The LSTM activation function employs the loss function PReLU using regularization to constrain the sharing weight parameters, where the penalty value is set as 10−6, the dropout rate of the attention layer is set as 0.15, the weight of the connection layer is set as 0.25, and the bias parameters is set as 0.35. We set these parameters according to our experiences in practice. We query entities and assertions, and select the latest five query results as enhanced semantics. Figure 2 shows that the effects of different bias parameter settings on the precision, recall and F1 of entity assertions on the test dataset. The experimental results show that our semantic enhancement method based on topic modeling and least squares loss can improve the performance metrics in the same dataset. Our method improves the precision by 6.41%, recall by 16.46% and F1 by 11.17%. The experimental results demonstrate that the original topic model cannot fully describe the relevant questions and answers, and the selection of external semantic information can well supplement the single topic model.

Fig. 2.
figure 2

Result comparison

4 Related Work

Since assertions in natural language have various expressions, KEQA [4] employs LSTM semantic perceptions to discover head entities and assertions, and measures the candidate answer sets with joint distance measurement to deal with ambiguous expressions. CAN [5] constructs a GRU based deep upgrade network for questions, inputs and answers to sense incomplete contextual semantic interactions in interactive systems. Although these methods with limited datasets and static models can improve the precision of querying results in QA systems, they cannot be well applied in industrial scenarios, where business logic frequently changes.

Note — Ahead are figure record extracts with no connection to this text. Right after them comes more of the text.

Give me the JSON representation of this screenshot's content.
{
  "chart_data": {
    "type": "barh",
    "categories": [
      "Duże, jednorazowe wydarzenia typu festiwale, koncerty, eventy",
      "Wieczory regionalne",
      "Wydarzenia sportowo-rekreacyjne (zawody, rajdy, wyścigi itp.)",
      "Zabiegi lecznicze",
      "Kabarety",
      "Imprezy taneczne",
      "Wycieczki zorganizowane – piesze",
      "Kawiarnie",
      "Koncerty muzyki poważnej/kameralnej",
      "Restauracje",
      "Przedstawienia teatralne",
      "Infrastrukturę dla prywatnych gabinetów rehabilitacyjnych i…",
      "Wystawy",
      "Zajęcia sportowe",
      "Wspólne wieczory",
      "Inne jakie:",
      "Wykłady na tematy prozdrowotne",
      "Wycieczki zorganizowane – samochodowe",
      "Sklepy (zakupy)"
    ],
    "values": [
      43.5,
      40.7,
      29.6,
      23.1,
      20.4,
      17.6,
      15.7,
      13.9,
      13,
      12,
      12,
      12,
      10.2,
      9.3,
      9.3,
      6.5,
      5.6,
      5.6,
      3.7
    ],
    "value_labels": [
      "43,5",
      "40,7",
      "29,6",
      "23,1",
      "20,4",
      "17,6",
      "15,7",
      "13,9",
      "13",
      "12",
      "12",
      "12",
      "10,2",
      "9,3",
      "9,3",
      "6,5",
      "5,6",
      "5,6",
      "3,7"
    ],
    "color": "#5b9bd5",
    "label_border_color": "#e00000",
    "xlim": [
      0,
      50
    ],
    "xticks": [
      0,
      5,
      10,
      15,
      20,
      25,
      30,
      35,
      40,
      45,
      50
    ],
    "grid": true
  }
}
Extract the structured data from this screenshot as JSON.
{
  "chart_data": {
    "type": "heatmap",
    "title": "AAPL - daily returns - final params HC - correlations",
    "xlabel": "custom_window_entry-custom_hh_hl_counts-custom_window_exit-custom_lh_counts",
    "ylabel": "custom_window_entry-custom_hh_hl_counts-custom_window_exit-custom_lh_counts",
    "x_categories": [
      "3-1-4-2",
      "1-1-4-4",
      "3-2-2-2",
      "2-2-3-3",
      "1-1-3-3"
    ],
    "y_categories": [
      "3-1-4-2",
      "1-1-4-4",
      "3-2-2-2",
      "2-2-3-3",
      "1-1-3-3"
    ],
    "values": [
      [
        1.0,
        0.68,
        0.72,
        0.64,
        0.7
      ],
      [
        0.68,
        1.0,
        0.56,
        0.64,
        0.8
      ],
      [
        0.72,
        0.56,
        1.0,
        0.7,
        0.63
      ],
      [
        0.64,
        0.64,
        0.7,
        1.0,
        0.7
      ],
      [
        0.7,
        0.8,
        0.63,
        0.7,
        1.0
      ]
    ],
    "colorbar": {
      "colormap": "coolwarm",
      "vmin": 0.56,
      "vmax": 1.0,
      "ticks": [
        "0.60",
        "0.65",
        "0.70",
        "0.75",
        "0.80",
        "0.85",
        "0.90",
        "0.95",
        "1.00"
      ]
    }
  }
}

Existing works enhance contextual semantics by introducing external knowledge bases. They enhance entities and assertions to answer questions whose related knowledge is not contained in the KG. FreeBase [6] connects the retrieval results of web pages and KG to enhance semantics. Text2KB [7] takes web search, questions and answers in communities, and common texts as external knowledge bases. DB-pedia [8] proposes a topic model-based information retrieval by introducing multiple knowledge bases. Since external knowledge bases have low reliability, high cost, and unstable performance, these methods cannot achieve well query results in industrial applications.

5 Conclusion

This paper proposes a semantic enhancement based dynamic construction of domain knowledge graph for answering questions. We employ the LSTM-based attention model to overcome the fuzziness of domain questions’ expression, use topic comparison based enhanced semantic to construct the local KG, expand the knowledge of the global KG, and then adopt the ILP update strategy to support the dynamic update of KG. Compared with traditional method, the experimental results show that our approach can well improve the precision, recall and F1 of questioning answers by introducing semantic enhancement.